They traveled across the ocean to a new country with an unfamiliar language. Unwelcome in existing institutions, the pioneers built their own charities, immigrant services, schools and hospitals and advocated for political rights and social justice. This may sound like the Jewish immigrant experience, but it also describes Catholic sisters, who arrived in the United States with little but their faith, sense of community, and a willingness to work hard. Cleveland Jewish News

Most recently shown at the Smithsonian Institution in Washington, D.C., the exhibit has no Jewish historical content. But the parallels to the Jewish immigrant experience in America make the saga of Catholic sisters compelling to a Jewish audience, says Maltz Museum executive director Judi Feniger. “People who go through our permanent collection (on the history of Jewish Cleveland) say it’s the same story. And it is.”

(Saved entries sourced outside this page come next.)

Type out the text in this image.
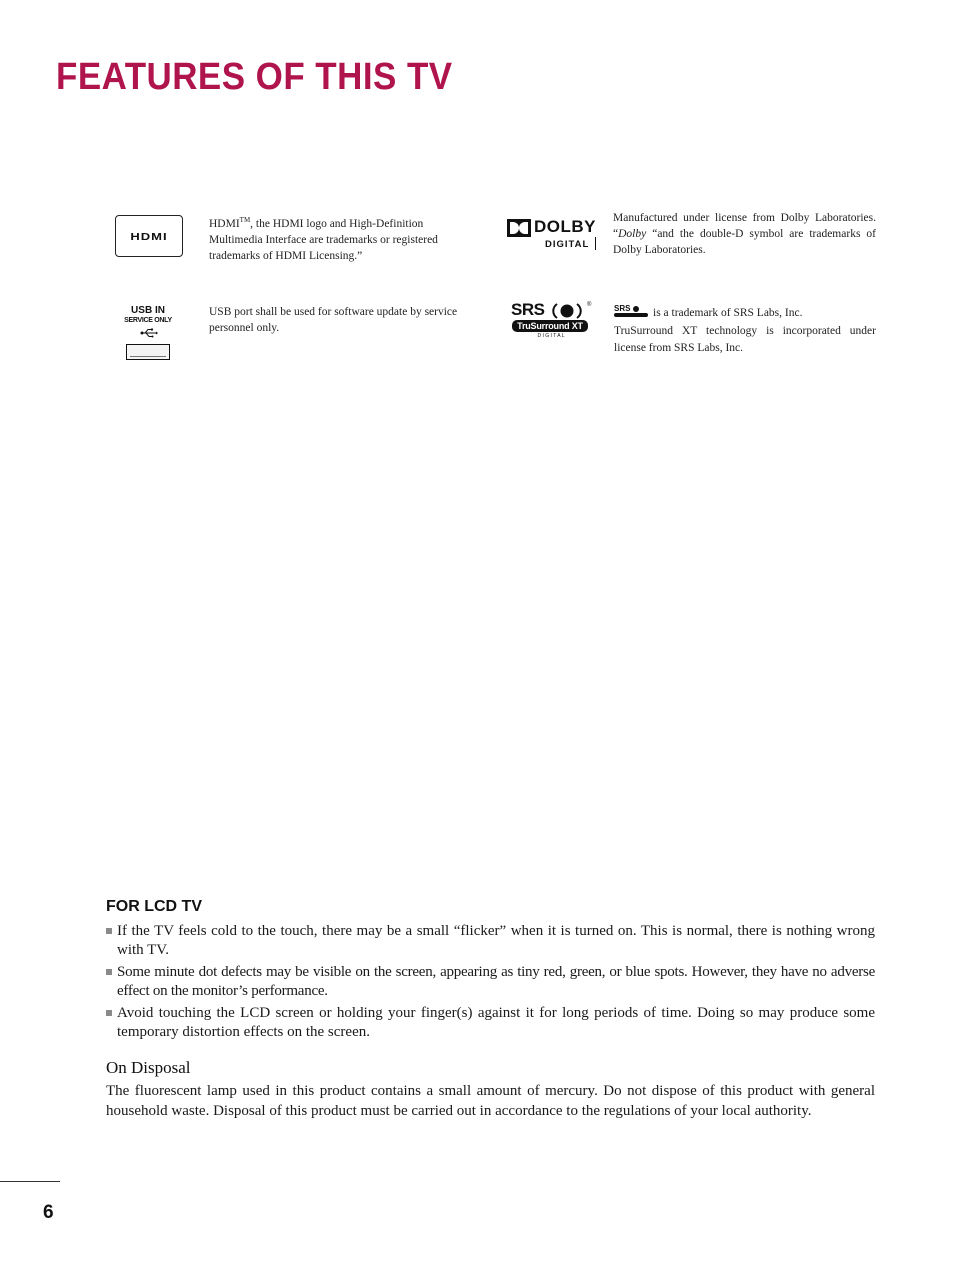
FEATURES OF THIS TV
HDMI
HDMI™, the HDMI logo and High-Definition Multimedia Interface are trademarks or registered trademarks of HDMI Licensing.”
DOLBY
DIGITAL
Manufactured under license from Dolby Laboratories. “Dolby “and the double-D symbol are trademarks of Dolby Laboratories.
USB IN
SERVICE ONLY
USB port shall be used for software update by service personnel only.
SRS	®
TruSurround XT
D I G I T A L
SRS is a trademark of SRS Labs, Inc.
TruSurround XT technology is incorporated under license from SRS Labs, Inc.
FOR LCD TV
If the TV feels cold to the touch, there may be a small “flicker” when it is turned on. This is normal, there is nothing wrong with TV.
Some minute dot defects may be visible on the screen, appearing as tiny red, green, or blue spots. However, they have no adverse effect on the monitor’s performance.
Avoid touching the LCD screen or holding your finger(s) against it for long periods of time. Doing so may produce some temporary distortion effects on the screen.
On Disposal

The fluorescent lamp used in this product contains a small amount of mercury. Do not dispose of this product with general household waste. Disposal of this product must be carried out in accordance to the regulations of your local authority.

6
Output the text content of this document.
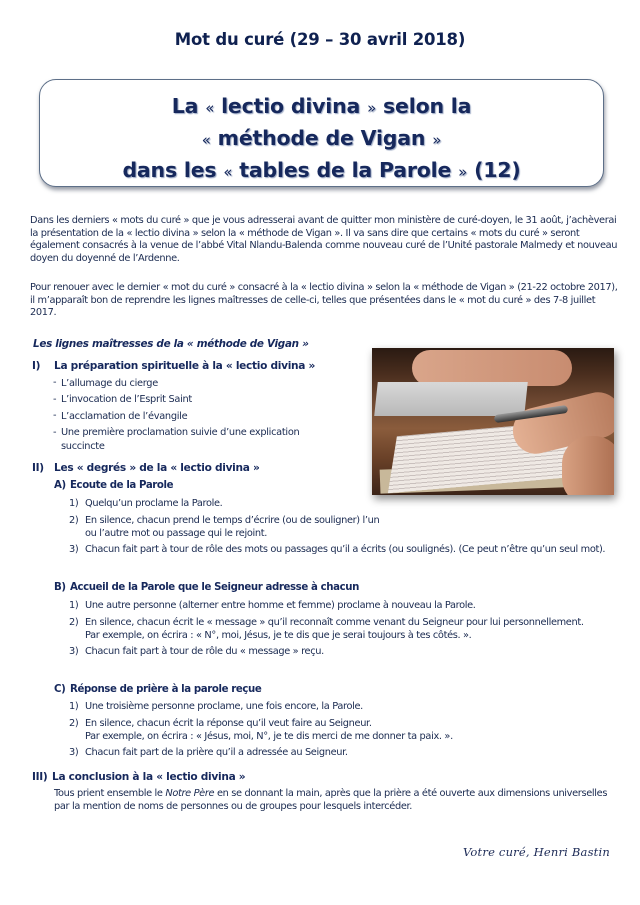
Mot du curé (29 – 30 avril 2018)
La « lectio divina » selon la
« méthode de Vigan »
dans les « tables de la Parole » (12)

Dans les derniers « mots du curé » que je vous adresserai avant de quitter mon ministère de curé-doyen, le 31 août, j’achèverai la présentation de la « lectio divina » selon la « méthode de Vigan ». Il va sans dire que certains « mots du curé » seront également consacrés à la venue de l’abbé Vital Nlandu-Balenda comme nouveau curé de l’Unité pastorale Malmedy et nouveau doyen du doyenné de l’Ardenne.

Pour renouer avec le dernier « mot du curé » consacré à la « lectio divina » selon la « méthode de Vigan » (21-22 octobre 2017), il m’apparaît bon de reprendre les lignes maîtresses de celle-ci, telles que présentées dans le « mot du curé » des 7-8 juillet 2017.

Les lignes maîtresses de la « méthode de Vigan »
I) La préparation spirituelle à la « lectio divina »
- L’allumage du cierge
- L’invocation de l’Esprit Saint
- L’acclamation de l’évangile
- Une première proclamation suivie d’une explication succincte
II) Les « degrés » de la « lectio divina »
A) Ecoute de la Parole
1) Quelqu’un proclame la Parole.
2) En silence, chacun prend le temps d’écrire (ou de souligner) l’un ou l’autre mot ou passage qui le rejoint.
3) Chacun fait part à tour de rôle des mots ou passages qu’il a écrits (ou soulignés). (Ce peut n’être qu’un seul mot).
B) Accueil de la Parole que le Seigneur adresse à chacun
1) Une autre personne (alterner entre homme et femme) proclame à nouveau la Parole.
2) En silence, chacun écrit le « message » qu’il reconnaît comme venant du Seigneur pour lui personnellement.
Par exemple, on écrira : « N°, moi, Jésus, je te dis que je serai toujours à tes côtés. ».
3) Chacun fait part à tour de rôle du « message » reçu.
C) Réponse de prière à la parole reçue
1) Une troisième personne proclame, une fois encore, la Parole.
2) En silence, chacun écrit la réponse qu’il veut faire au Seigneur.
Par exemple, on écrira : « Jésus, moi, N°, je te dis merci de me donner ta paix. ».
3) Chacun fait part de la prière qu’il a adressée au Seigneur.
III) La conclusion à la « lectio divina »
Tous prient ensemble le Notre Père en se donnant la main, après que la prière a été ouverte aux dimensions universelles par la mention de noms de personnes ou de groupes pour lesquels intercéder.
Votre curé, Henri Bastin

Their story is told through first-person accounts, archival photos and historic artifacts in “Women & Spirit: Catholic Sisters in America,” a new exhibit at the Maltz Museum of Jewish Heritage through Aug. 28.

Traveling trunks, a harp, a wicker cradle, and a fluting machine that pleated the nuns’ elaborate caps are among noteworthy artifacts set against informative murals of historic photos and explanatory text.
… In the Civil War, sisters staffed the first Navy hospital ship. A facsimile of an 1865 handwritten note from President Abraham Lincoln to the Sisters of Charity in Kentucky promises protection to their property.

In the late 1800s, nuns set up hospitals for those with leprosy, assisted the homeless in the wake of the 1906 San Francisco earthquake, and tended to the sick during both the 1918 flu epidemic and post-World War II polio outbreak.

Nuns advocated for women’s suffrage, founded a day care center for cannery workers, and more recently, protested for civil rights and peace.

America’s first woman pharmacist was an Ursuline nun. A nun designed an incubator for premature infants in 1930. A collaboration with sisters led to the development of the Mayo Clinic in Minnesota. Such examples of sisters’ innovation and creativity fill the traveling exhibit.

The exhibit offers a peek into a world that many people know nothing about, she adds. “There’s that mystery about life behind the walls.”

While the traveling exhibit focuses exclusively on the history of Catholic nuns in this country, the Maltz Museum created its own local segment, “Women with Spirit,” to emphasize the topic’s interfaith and interreligious aspect.

The women highlighted embody faith, service and determination, Feniger says. “It’s the common glue between the sisters and the Jewish experience: building institutions and building cities.”

The exhibit also examines contributions from Northeast Ohio sisters. An area nun helped found Alcoholics Anonymous in Akron; another rebuilt the Hough neighborhood after the riots of 1966. Sister Dorothy Kazel taught in Cleveland before finding her mission among poor refugees in El Salvador, where she was brutally raped and murdered by the El Salvador National Guard. In Cleveland today, nuns assist the “Lost Boys” of Sudan.

“Women & Spirit: Catholic Sisters in America” is on view through Aug. 28 at the Maltz Museum of Jewish Heritage in Beachwood. 216-593-0575.